Not Elsevier, this time. The rumor is that SAGE Publications, the corporate publisher of the journal Political Theory, have bypassed the journal's editorial board and unilaterally imposed a new editor. As one commenter (6/17 6:44 on the first thread below) states, "The idea that the editorship of the journal is to be determined directly by them, apparently with no formal consultation with members of the existing editorial community, is like the idea of a faculty search being run by a couple of corporate honchos from a University's Board of Trustees, without consultation with current members of the faculty of the relevant department."

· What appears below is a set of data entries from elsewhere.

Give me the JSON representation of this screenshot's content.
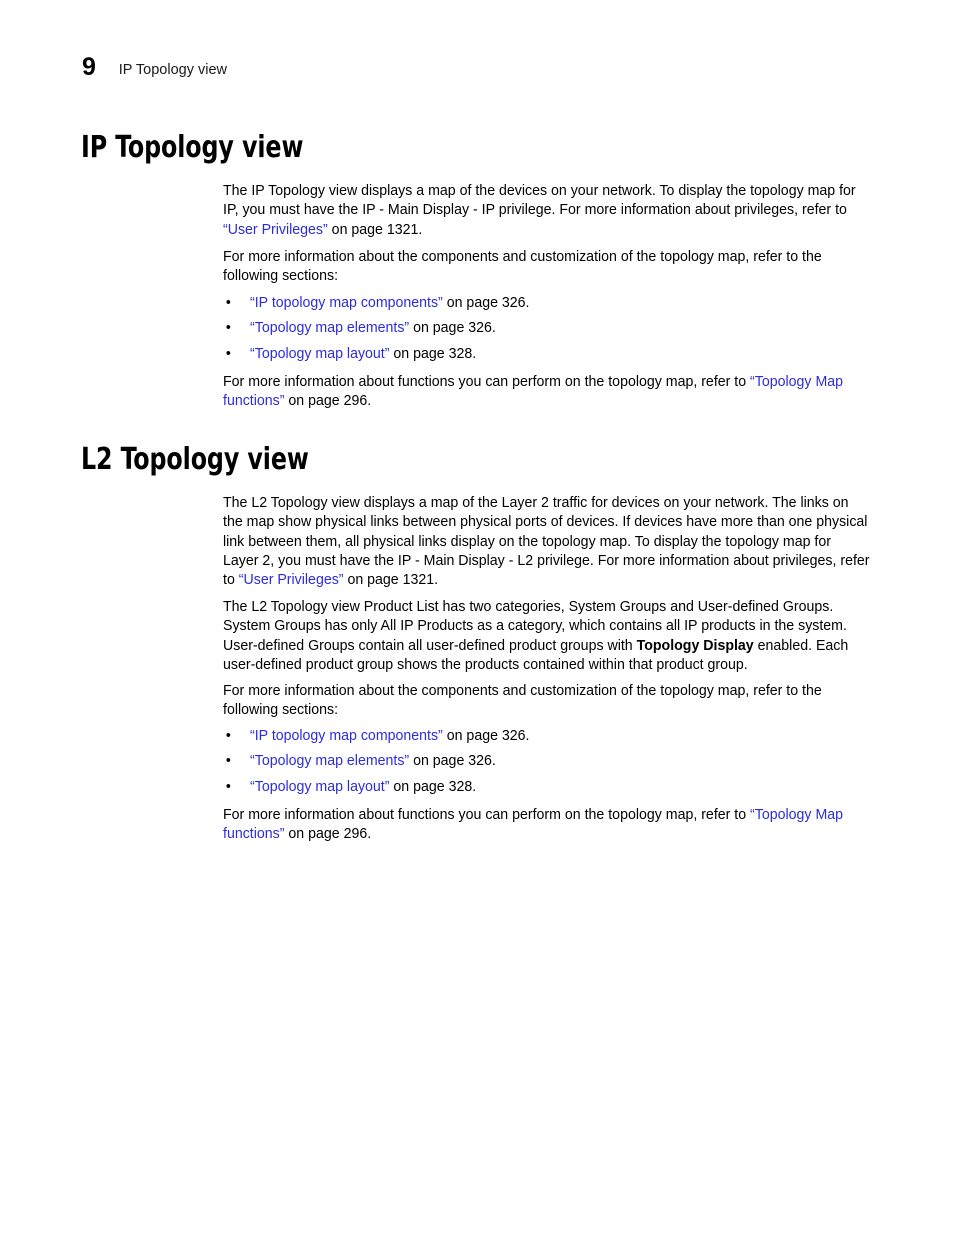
{
  "header": {
    "chapter_number": "9",
    "title": "IP Topology view"
  },
  "sections": [
    {
      "id": "ip-topology-view",
      "heading": "IP Topology view",
      "paragraph_1": {
        "part_1": "The IP Topology view displays a map of the devices on your network. To display the topology map for IP, you must have the IP - Main Display - IP privilege. For more information about privileges, refer to ",
        "link": "“User Privileges”",
        "part_2": " on page 1321."
      },
      "paragraph_2": "For more information about the components and customization of the topology map, refer to the following sections:",
      "bullets": [
        {
          "bullet": "•",
          "link": "“IP topology map components”",
          "tail": " on page 326."
        },
        {
          "bullet": "•",
          "link": "“Topology map elements”",
          "tail": " on page 326."
        },
        {
          "bullet": "•",
          "link": "“Topology map layout”",
          "tail": " on page 328."
        }
      ],
      "paragraph_3": {
        "part_1": "For more information about functions you can perform on the topology map, refer to ",
        "link": "“Topology Map functions”",
        "part_2": " on page 296."
      }
    },
    {
      "id": "l2-topology-view",
      "heading": "L2 Topology view",
      "paragraph_1": {
        "part_1": "The L2 Topology view displays a map of the Layer 2 traffic for devices on your network. The links on the map show physical links between physical ports of devices. If devices have more than one physical link between them, all physical links display on the topology map. To display the topology map for Layer 2, you must have the IP - Main Display - L2 privilege. For more information about privileges, refer to ",
        "link": "“User Privileges”",
        "part_2": " on page 1321."
      },
      "paragraph_2": {
        "part_1": "The L2 Topology view Product List has two categories, System Groups and User-defined Groups. System Groups has only All IP Products as a category, which contains all IP products in the system. User-defined Groups contain all user-defined product groups with ",
        "bold": "Topology Display",
        "part_2": " enabled. Each user-defined product group shows the products contained within that product group."
      },
      "paragraph_3": "For more information about the components and customization of the topology map, refer to the following sections:",
      "bullets": [
        {
          "bullet": "•",
          "link": "“IP topology map components”",
          "tail": " on page 326."
        },
        {
          "bullet": "•",
          "link": "“Topology map elements”",
          "tail": " on page 326."
        },
        {
          "bullet": "•",
          "link": "“Topology map layout”",
          "tail": " on page 328."
        }
      ],
      "paragraph_4": {
        "part_1": "For more information about functions you can perform on the topology map, refer to ",
        "link": "“Topology Map functions”",
        "part_2": " on page 296."
      }
    }
  ],
  "colors": {
    "link": "#2c2cdb",
    "text": "#000000",
    "page_background": "#ffffff"
  }
}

See here, here, and here for discussion, but so far (despite a signed statement by one of the editorial board members) there's a lot more heat than light.





Comments:

tcpip:
2009-07-03T00:38:46Z

One anonymous commentator expressed my opinion better and quicker:

I don't see how the post-coup PolThy journal is going to survive. Everyone on the executive committee and board will resign in protest and major scholars will publicly refuse to submit pieces to the journal or write reviews for it. It will be successfully reconstituted elsewhere and Sage and the new editor will be left with what is effectively a graduate student journal.
11011110:
2009-07-03T00:43:37Z
Apparently (near the end of the second thread) the professor they intended as their new editor has resigned, and (first comment of third thread) Sage is saying it was all a big mistake. So it could survive by pretending nothing happened and continuing as it was, I suppose.
leonardo_m:
2009-07-03T11:08:42Z
'mistake' for them means commercial mistake, a commercial decision gone wrong because of 'silly' academic ethics... :-)
11011110:
2009-07-03T16:24:53Z
I agree; I have no illusions that they intended to mean that the political scientists misinterpreted what they were doing. But regardless, they seem to be backing off.